Iran and Saudi Arabia Want Input Into UN Women’s Issues

Posted on November 10, 2010

The confrontation of Muslim and other culture over women’s issues is at hand.  Perhaps its a good thing to allow Iran and Saudi Arabia to join a forum on women’s rights and let the world determine if their way, their views are in keeping with international consensus.  More engagement in non-military settings cannot hurt and may actually help.  Here is the full BBC report:

9 November 2010 Last updated at 07:22 ET 

Iran and Saudi Arabia bid for global gender policy role

By Barbara Plett BBC UN correspondent

Demonstrators holds a picture of Sakineh Mohammadi Ashtiani a 43-year-old mother of two, who was sentenced to death in Iran, in Paris
Ms Ashtiani’s case has sparked an international outcry

Iran and Saudi Arabia may get seats on the board of a new UN super-agency to promote women’s rights, prompting outrage from human rights and women’s activists.

“We think it sends a horrible signal to women around the world who are looking with hope to the agency,” said Philippe Bolopian of Human Rights Watch. “Given the abysmal record the two countries have on women’s rights, their candidacy will be seen as a provocation by women around the world.”

The agency is known as UN Women. After four years of delays and difficult negotiations, it was approved by the General Assembly in July and is meant to begin work in January.

It brings together four existing UN bodies into a single high-powered entity. Its aim is to increase the focus on and funding for women’s issues and, through its head, Chile’s former president, Michelle Bachelet, raise their profile within the United Nations.

So the vote for the 41 member executive board, set for 10 November, is a key step.
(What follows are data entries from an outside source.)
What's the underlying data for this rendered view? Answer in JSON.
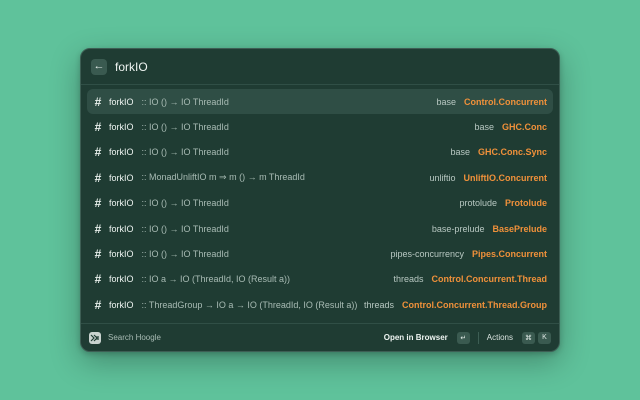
{
  "search": {
    "back_icon": "arrow-left-icon",
    "value": "forkIO"
  },
  "results": [
    {
      "name": "forkIO",
      "signature": ":: IO () → IO ThreadId",
      "package": "base",
      "module": "Control.Concurrent",
      "selected": true
    },
    {
      "name": "forkIO",
      "signature": ":: IO () → IO ThreadId",
      "package": "base",
      "module": "GHC.Conc",
      "selected": false
    },
    {
      "name": "forkIO",
      "signature": ":: IO () → IO ThreadId",
      "package": "base",
      "module": "GHC.Conc.Sync",
      "selected": false
    },
    {
      "name": "forkIO",
      "signature": ":: MonadUnliftIO m ⇒ m () → m ThreadId",
      "package": "unliftio",
      "module": "UnliftIO.Concurrent",
      "selected": false
    },
    {
      "name": "forkIO",
      "signature": ":: IO () → IO ThreadId",
      "package": "protolude",
      "module": "Protolude",
      "selected": false
    },
    {
      "name": "forkIO",
      "signature": ":: IO () → IO ThreadId",
      "package": "base-prelude",
      "module": "BasePrelude",
      "selected": false
    },
    {
      "name": "forkIO",
      "signature": ":: IO () → IO ThreadId",
      "package": "pipes-concurrency",
      "module": "Pipes.Concurrent",
      "selected": false
    },
    {
      "name": "forkIO",
      "signature": ":: IO a → IO (ThreadId, IO (Result a))",
      "package": "threads",
      "module": "Control.Concurrent.Thread",
      "selected": false
    },
    {
      "name": "forkIO",
      "signature": ":: ThreadGroup → IO a → IO (ThreadId, IO (Result a))",
      "package": "threads",
      "module": "Control.Concurrent.Thread.Group",
      "selected": false
    }
  ],
  "footer": {
    "title": "Search Hoogle",
    "primary_action": "Open in Browser",
    "primary_shortcut": "↵",
    "actions_label": "Actions",
    "actions_shortcut_mod": "⌘",
    "actions_shortcut_key": "K"
  },
  "colors": {
    "background": "#5fc29b",
    "window": "#1f3c33",
    "module_accent": "#f0913a"
  }
}
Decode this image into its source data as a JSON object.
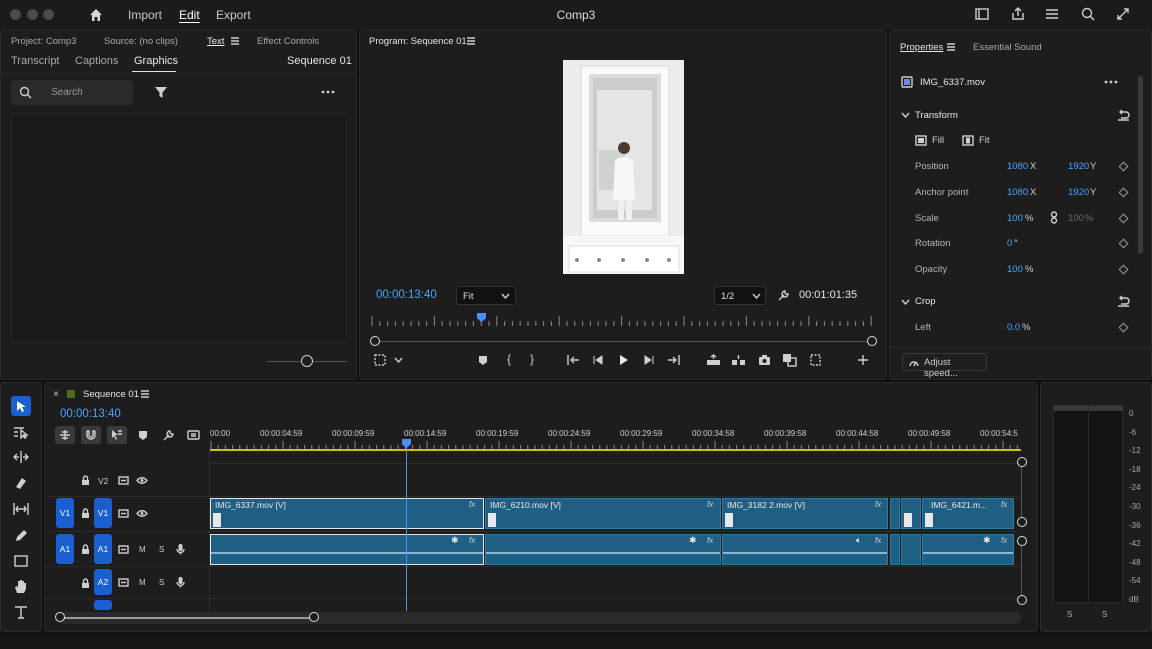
{
  "app": {
    "title": "Comp3",
    "menu": [
      "Import",
      "Edit",
      "Export"
    ],
    "active_menu": "Edit"
  },
  "source_panel": {
    "tabs_row1": [
      "Project: Comp3",
      "Source: (no clips)",
      "Text",
      "Effect Controls"
    ],
    "tabs_row2": [
      "Transcript",
      "Captions",
      "Graphics"
    ],
    "active_tab": "Graphics",
    "sequence_label": "Sequence 01",
    "search_placeholder": "Search"
  },
  "program_monitor": {
    "title": "Program: Sequence 01",
    "timecode": "00:00:13:40",
    "fit_value": "Fit",
    "resolution": "1/2",
    "duration": "00:01:01:35",
    "playhead_fraction": 0.22
  },
  "properties": {
    "tabs": [
      "Properties",
      "Essential Sound"
    ],
    "active_tab": "Properties",
    "clip_name": "IMG_6337.mov",
    "transform_label": "Transform",
    "fill_label": "Fill",
    "fit_label": "Fit",
    "position_label": "Position",
    "position_x": "1080",
    "position_y": "1920",
    "anchor_label": "Anchor point",
    "anchor_x": "1080",
    "anchor_y": "1920",
    "scale_label": "Scale",
    "scale_value": "100",
    "scale_value2": "100",
    "rotation_label": "Rotation",
    "rotation_value": "0",
    "opacity_label": "Opacity",
    "opacity_value": "100",
    "crop_label": "Crop",
    "left_label": "Left",
    "left_value": "0.0",
    "x_unit": "X",
    "y_unit": "Y",
    "percent": "%",
    "degree": "°",
    "adjust_speed": "Adjust speed..."
  },
  "timeline": {
    "sequence_tab": "Sequence 01",
    "timecode": "00:00:13:40",
    "ruler": [
      "00:00",
      "00:00:04:59",
      "00:00:09:59",
      "00:00:14:59",
      "00:00:19:59",
      "00:00:24:59",
      "00:00:29:59",
      "00:00:34:58",
      "00:00:39:58",
      "00:00:44:58",
      "00:00:49:58",
      "00:00:54:5"
    ],
    "tracks": {
      "v2": "V2",
      "v1": "V1",
      "a1": "A1",
      "a2": "A2",
      "m": "M",
      "s": "S"
    },
    "clips": [
      {
        "name": "IMG_6337.mov [V]"
      },
      {
        "name": "IMG_6210.mov [V]"
      },
      {
        "name": "IMG_3182 2.mov [V]"
      },
      {
        "name": "IMG_6421.m..."
      }
    ],
    "fx": "fx"
  },
  "meter": {
    "labels": [
      "0",
      "-6",
      "-12",
      "-18",
      "-24",
      "-30",
      "-36",
      "-42",
      "-48",
      "-54",
      "dB"
    ],
    "solo_labels": [
      "S",
      "S"
    ]
  },
  "colors": {
    "accent": "#4aa3ff",
    "track_blue": "#1a5fd0",
    "clip_fill": "#1f5f84",
    "playhead": "#4a8fff"
  }
}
Discrimination in law Saudi Arabia is running uncontested for one of two slots allocated to emerging donor nations. Iran’s name has been put forward by the Asian group as part of a 10-nation slate, which is facing unexpected competition from a candidate that entered the race last week.

Activists acknowledge that other countries on the list also have poor track records on human rights, but say these two in particular systematically discriminate against women through their legal systems.

In Saudi Arabia women are forbidden to drive, and cannot take significant decisions without the permission of a male relative.

Michelle Bachelet Ban Ki-moon has said Ms Bachelet would bring global leadership to the job

And Iran drew international condemnation recently, when it was reported that a woman had been sentenced to death by stoning after being convicted of adultery and complicity in her husband’s murder. The sentence has reportedly been changed to hanging, but she is now the focus of an international campaign to save her from execution.

It is not clear what impact a country’s human rights record will have on the board, or exactly what influence the board itself will have.